Even without such a document, the aims and motivations of Athor and his men are clear. Athor is a former deputy chief of staff for the Sudan People's Liberation Army (SPLA), the armed wing of the Sudan People's Liberation Movement (SPLM), which led the fight for independence and now runs the government. Athor took his men to the bush last year after an unsuccessful bid in the election for a state governorship. In February, his forces killed more than 200 people, mostly civilians, in an attack on the village of Fangak in the northeast of South Sudan. Among his recruits are warlords who in the past have hired out their services to the northern Sudanese government to repress the southern population and clear villagers away from oil fields. Their alliance is likely as loose as all their previous fleeting allegiances, but the rebels clearly feel emboldened.

When they voted overwhelmingly in a January referendum to secede from Sudan's northern, Arab government in Khartoum, most southern Sudanese hoped they were turning a new page after decades of war. South Sudan's independence, scheduled for July, is the endgame of a 2005 U.S.-backed peace deal to stop a half century of north-south bloodshed in which more than 2 million people died. But the jubilee of January was short-lived. The referendum instead signaled a new round of intra-south killings, as old warlords awoke from hibernation and new dissidents gathered strength.

The rebels are not just driven by opportunism. If the new southern government wants peace, it will have to solve some fundamental divisions. First among them: the government's domination by the south's largest tribe, the Dinka. Bapiny Monituel, a beefy, boyish-faced general who joined Athor earlier this month, says that after the 2005 peace deal, he joined the northern army rather than the SPLA because he is Nuer. "Everything [in the south] is controlled by the Dinka. They don't want us to come to power."

Dinka leaders counter that Nuer hold deputy positions in both the SPLA and the southern government. Nevertheless, when the Dinka South Sudan President Salva Kiir named a constitutional review committee in February, 15 of the 24 members came from his tribe. Widespread official corruption and land grabbing only exacerbates the animosity. Noting the lack of development in the south since 2005, despite hundreds of millions of dollars in aid and billions more the government has received in oil revenues, Monituel grumbles: "The oil [money] is going to the Arabs in the north and the Dinka in the south, but it is in our land." Says Jon Temin, Sudan program director at the U.S. Institute of Peace: "With the referendum complete, the old grievances and armed groups have resurfaced."

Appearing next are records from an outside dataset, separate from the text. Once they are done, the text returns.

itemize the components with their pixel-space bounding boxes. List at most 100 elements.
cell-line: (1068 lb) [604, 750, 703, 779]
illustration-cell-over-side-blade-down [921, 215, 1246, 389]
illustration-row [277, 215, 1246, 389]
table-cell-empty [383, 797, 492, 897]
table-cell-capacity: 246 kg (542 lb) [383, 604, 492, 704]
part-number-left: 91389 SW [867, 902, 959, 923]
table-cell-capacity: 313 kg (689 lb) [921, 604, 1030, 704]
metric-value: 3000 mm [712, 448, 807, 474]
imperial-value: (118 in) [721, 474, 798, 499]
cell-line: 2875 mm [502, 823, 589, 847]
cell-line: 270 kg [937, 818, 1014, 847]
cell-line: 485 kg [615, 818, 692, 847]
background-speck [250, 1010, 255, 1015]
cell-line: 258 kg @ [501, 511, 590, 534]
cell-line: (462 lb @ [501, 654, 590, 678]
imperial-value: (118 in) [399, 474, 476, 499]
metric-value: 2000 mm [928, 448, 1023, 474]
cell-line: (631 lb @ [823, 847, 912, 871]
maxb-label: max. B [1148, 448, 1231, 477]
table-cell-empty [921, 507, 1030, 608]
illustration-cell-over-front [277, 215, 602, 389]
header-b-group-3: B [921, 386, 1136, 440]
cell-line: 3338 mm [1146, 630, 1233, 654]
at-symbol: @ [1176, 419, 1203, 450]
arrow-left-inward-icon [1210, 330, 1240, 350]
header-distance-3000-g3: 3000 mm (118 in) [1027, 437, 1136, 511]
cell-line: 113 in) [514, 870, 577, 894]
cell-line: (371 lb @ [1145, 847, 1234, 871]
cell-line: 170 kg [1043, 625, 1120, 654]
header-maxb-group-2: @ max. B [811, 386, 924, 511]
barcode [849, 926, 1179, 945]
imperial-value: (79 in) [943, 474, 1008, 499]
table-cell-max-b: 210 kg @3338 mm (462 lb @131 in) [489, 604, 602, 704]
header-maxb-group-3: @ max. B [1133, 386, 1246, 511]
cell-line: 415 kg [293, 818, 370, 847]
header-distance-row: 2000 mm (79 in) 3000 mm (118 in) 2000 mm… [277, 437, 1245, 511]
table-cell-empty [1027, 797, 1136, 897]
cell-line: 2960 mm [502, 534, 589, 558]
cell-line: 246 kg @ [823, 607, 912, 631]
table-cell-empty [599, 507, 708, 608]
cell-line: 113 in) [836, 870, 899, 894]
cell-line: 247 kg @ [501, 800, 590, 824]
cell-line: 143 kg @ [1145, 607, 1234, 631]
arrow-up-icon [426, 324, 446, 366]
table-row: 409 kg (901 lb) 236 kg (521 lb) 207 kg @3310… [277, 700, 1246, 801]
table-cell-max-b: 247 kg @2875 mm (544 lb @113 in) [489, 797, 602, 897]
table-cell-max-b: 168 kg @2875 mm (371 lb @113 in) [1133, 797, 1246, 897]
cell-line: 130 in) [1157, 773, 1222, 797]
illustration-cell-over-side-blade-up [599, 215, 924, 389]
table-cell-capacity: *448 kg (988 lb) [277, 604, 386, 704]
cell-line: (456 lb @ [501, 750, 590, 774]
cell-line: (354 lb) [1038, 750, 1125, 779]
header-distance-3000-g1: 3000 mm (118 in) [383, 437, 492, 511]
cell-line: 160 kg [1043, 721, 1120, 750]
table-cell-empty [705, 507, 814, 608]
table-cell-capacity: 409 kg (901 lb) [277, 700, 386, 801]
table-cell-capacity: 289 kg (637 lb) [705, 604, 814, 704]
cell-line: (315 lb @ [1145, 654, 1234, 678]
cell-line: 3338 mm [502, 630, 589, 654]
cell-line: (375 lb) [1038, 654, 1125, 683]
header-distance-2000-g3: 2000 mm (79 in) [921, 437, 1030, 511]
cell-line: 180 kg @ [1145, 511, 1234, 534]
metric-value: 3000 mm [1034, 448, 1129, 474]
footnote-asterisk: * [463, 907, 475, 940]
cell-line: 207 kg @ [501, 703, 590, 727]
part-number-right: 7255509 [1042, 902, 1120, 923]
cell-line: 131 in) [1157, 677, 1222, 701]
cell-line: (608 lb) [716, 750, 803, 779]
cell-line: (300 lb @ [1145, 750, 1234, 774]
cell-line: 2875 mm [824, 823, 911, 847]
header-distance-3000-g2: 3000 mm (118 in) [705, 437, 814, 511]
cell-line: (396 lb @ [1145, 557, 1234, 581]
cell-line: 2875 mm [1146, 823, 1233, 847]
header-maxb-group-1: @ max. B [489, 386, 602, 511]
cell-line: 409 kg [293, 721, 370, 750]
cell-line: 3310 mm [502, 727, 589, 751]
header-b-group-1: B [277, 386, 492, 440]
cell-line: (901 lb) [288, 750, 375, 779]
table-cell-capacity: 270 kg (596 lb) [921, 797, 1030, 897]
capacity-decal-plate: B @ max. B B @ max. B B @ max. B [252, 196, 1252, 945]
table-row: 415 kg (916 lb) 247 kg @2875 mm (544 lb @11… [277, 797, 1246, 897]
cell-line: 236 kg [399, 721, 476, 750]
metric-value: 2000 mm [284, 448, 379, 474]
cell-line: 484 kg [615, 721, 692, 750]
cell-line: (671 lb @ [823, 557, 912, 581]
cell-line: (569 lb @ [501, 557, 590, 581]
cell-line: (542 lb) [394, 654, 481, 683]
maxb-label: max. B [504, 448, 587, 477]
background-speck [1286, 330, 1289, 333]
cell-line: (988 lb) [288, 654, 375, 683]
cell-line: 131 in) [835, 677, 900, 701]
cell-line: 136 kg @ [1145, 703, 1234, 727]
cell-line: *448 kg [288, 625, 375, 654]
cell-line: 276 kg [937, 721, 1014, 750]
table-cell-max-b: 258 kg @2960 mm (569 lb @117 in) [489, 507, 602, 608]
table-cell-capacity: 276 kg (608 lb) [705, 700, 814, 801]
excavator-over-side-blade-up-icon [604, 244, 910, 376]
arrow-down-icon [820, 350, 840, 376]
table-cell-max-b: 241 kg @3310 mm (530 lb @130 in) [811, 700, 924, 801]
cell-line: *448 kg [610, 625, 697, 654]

The SPLA claims the rebels are proxies for the north. On March 12, SPLM secretary-general Pagan Amum suspended talks with the north on how to handle July's separation, accusing Khartoum of seeking to overthrow the southern government. But when he produced documents allegedly proving that the north is backing Athor, independent experts dismissed them as unsophisticated forgeries. For its part, the north does not deny that in the past it worked to undermine the southern leadership. But Al-Dirdiri Mohammed Ahmed, a member of the ruling National Congress Party's negotiation team, says that was no worse than the support offered by the south to Darfur's rebels in the west. "[We told SPLM:] 'We have to stop everything where it is, and let us now start a new page,'" he tells TIME.

Whatever the sincerity of that statement, the key issue does appear to be intra-south divisions rather than northern support for any dissident faction. Carol Berger, an anthropologist who studies the SPLA and militarization, says the number joining Athor and Co. is rising: "The violence spreading throughout many parts of the south is largely the result of unfinished business within the SPLA itself."

Only a few months ago, the splitting of Sudan looked set to be a rare diplomatic triumph in Africa. Now, as July 9, the day of secession, draws closer, it seems more likely that any celebrations will be muted. Sitting in his comfortable self-imposed exile in the northern capital Khartoum, rebel leader Monituel declares war: "Now that the referendum has gone we are dealing with our problems."